Mis pasos sonaron con fuerza en los suelos de mármol y lanzaron ecos profundos incluso en mi propio cuerpo, respiré hondo, si esta era la forma en la que iba a morir al menos lo haría con la cabeza en alto.
Abrí las puertas del salón del trono y los ojos oscuros bajo aquella pesada corona de rubíes me miraron con un gesto que no logré descifrar, ¿odio o rencor? ¿O algo mucho más profundo que eso?
—Luckyan. —La voz de mi madre, la miré con su vestido arrugado y su rostro tenso, su cabello cayendo desordenado en rizos sobre su rostro.
No dije nada, cualquier cosa por la que fuera condenado quería escucharla sin nada más que se interpusiera.
—Majestad — saludó el sargento Odell detrás mí, mi cuerpo y todo mi ser quisieron golpearlo, cerré los puños a mis costados con fuerza.
Los ojos siguieron mirándome, evaluando mi postura, la forma en como yo mismo lo miraba desde mi lugar. Una sonrisa. Una sonrisa cruel, fría se instaló en sus labios.
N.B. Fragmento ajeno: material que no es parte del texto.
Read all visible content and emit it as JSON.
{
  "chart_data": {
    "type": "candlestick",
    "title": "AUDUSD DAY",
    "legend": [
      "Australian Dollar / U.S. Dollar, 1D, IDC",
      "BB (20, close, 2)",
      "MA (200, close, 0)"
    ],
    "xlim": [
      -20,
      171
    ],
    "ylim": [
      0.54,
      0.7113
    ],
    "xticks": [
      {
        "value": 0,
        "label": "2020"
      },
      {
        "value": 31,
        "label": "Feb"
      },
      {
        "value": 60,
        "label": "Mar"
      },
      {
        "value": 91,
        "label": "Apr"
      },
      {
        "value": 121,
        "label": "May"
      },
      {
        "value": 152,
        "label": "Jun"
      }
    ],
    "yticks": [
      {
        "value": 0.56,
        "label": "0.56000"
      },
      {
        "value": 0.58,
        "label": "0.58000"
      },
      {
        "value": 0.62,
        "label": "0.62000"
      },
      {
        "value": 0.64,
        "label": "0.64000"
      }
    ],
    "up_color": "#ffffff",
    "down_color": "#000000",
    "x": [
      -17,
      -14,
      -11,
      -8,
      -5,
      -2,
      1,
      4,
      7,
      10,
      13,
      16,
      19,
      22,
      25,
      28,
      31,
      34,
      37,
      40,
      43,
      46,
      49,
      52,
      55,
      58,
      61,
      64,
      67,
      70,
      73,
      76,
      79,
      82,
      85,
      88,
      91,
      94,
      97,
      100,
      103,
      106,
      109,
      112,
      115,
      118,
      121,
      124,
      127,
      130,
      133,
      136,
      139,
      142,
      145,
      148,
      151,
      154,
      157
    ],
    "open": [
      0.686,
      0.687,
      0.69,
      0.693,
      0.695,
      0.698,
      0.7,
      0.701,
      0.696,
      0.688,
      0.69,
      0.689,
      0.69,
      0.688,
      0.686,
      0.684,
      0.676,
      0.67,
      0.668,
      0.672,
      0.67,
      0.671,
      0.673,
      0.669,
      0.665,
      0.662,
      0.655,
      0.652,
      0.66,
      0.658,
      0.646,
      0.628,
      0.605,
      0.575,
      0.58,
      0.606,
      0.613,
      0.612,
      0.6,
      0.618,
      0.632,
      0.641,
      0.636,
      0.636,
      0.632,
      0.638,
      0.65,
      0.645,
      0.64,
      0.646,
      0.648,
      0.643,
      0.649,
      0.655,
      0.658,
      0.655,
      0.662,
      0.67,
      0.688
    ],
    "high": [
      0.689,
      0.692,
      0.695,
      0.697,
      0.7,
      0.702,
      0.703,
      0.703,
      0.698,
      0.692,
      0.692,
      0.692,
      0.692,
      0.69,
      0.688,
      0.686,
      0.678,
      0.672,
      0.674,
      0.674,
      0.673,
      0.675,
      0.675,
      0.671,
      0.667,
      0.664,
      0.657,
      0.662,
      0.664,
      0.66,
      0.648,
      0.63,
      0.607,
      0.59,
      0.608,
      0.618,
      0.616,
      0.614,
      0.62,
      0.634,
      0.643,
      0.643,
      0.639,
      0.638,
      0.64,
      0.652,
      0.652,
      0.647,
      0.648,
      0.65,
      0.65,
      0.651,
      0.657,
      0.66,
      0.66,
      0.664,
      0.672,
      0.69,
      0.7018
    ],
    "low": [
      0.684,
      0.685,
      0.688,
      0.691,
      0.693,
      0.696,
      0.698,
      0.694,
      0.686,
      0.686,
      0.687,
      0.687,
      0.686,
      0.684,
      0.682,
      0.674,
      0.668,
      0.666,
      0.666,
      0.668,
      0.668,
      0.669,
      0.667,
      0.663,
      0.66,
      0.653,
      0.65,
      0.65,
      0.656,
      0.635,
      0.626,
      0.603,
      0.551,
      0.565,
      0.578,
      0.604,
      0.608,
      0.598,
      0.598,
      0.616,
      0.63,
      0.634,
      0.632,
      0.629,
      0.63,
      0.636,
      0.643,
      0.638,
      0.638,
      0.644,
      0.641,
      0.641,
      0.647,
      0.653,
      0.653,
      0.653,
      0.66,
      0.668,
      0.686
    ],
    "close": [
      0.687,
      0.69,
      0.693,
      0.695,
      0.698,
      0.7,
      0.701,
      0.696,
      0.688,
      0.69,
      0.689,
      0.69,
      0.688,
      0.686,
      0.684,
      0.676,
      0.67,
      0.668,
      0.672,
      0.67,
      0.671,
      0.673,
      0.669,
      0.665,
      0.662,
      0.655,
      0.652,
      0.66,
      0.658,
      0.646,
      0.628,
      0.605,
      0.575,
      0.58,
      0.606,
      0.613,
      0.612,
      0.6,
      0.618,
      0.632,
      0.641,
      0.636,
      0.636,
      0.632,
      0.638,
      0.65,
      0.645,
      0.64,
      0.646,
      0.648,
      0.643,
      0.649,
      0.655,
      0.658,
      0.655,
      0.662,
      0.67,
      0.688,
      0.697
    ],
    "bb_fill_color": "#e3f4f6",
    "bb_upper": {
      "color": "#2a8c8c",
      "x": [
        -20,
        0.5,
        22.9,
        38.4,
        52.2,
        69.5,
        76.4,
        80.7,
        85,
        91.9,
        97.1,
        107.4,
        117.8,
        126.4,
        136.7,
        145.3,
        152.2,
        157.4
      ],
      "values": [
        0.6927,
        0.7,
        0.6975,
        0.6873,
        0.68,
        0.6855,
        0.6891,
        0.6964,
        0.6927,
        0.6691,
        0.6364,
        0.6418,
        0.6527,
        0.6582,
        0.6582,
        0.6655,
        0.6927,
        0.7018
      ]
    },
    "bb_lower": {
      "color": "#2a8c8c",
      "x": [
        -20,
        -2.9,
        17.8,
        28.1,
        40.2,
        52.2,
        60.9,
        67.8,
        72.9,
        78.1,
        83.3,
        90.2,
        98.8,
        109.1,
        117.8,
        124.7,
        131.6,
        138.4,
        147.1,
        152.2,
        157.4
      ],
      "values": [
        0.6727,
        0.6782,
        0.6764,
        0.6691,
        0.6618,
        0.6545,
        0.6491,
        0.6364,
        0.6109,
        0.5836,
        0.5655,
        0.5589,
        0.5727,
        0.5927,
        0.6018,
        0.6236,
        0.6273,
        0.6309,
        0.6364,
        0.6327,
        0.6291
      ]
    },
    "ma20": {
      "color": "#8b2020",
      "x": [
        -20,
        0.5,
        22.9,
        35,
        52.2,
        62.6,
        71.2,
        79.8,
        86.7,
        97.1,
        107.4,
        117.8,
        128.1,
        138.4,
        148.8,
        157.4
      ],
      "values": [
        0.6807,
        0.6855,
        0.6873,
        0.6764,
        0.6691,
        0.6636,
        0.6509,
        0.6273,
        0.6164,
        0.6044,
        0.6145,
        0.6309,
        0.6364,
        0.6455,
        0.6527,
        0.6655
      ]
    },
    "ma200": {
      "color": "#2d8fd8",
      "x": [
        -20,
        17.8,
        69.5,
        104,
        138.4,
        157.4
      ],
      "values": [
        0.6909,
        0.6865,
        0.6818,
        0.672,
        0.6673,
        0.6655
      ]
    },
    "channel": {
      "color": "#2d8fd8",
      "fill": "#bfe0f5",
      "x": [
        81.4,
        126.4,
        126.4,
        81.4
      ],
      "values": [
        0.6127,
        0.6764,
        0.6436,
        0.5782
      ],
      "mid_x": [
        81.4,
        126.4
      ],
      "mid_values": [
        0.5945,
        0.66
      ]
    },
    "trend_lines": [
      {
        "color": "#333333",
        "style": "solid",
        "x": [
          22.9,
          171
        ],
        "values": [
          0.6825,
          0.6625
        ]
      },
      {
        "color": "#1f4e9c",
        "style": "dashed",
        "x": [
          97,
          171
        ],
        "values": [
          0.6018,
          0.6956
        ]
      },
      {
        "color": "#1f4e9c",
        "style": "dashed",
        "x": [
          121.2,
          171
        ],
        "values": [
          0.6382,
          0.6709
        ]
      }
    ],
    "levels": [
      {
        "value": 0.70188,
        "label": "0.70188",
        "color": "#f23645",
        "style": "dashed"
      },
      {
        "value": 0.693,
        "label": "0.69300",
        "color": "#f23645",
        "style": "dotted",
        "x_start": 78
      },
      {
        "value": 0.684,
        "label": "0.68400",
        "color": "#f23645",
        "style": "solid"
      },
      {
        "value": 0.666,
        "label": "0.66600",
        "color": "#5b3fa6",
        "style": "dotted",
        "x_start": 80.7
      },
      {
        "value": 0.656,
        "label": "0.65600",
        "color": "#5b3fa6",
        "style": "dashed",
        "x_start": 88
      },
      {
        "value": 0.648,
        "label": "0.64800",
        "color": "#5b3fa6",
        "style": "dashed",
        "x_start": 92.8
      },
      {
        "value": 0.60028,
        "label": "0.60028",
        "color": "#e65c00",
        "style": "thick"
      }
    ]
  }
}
Y entonces fue que la vi. Un golpe en su rostro, un ojo morado, un cuerpo maltratado que fue arrojado al suelo como si de basura se tratara. El rostro de Lauren era solo lágrimas, lágrimas y culpa y algo más aterrador, miedo y vergüenza.
Alcé la mirada de aquel cuerpo roto y deshecho y miré a mi padre.
—Lo... Yo... Lo lamento. —Un suave susurro salió de sus labios, su voz ronca como si hubiera estado gritando durante mucho tiempo.
Y me odié, me odié mucho por quedarme ahí de pie sin mostrar emoción, sin correr hacia ella para abrazarla y protegerla.
—Bienvenido a Loramendi, príncipe Luckyan o debería decir, bienvenido a Loramendi, traidor.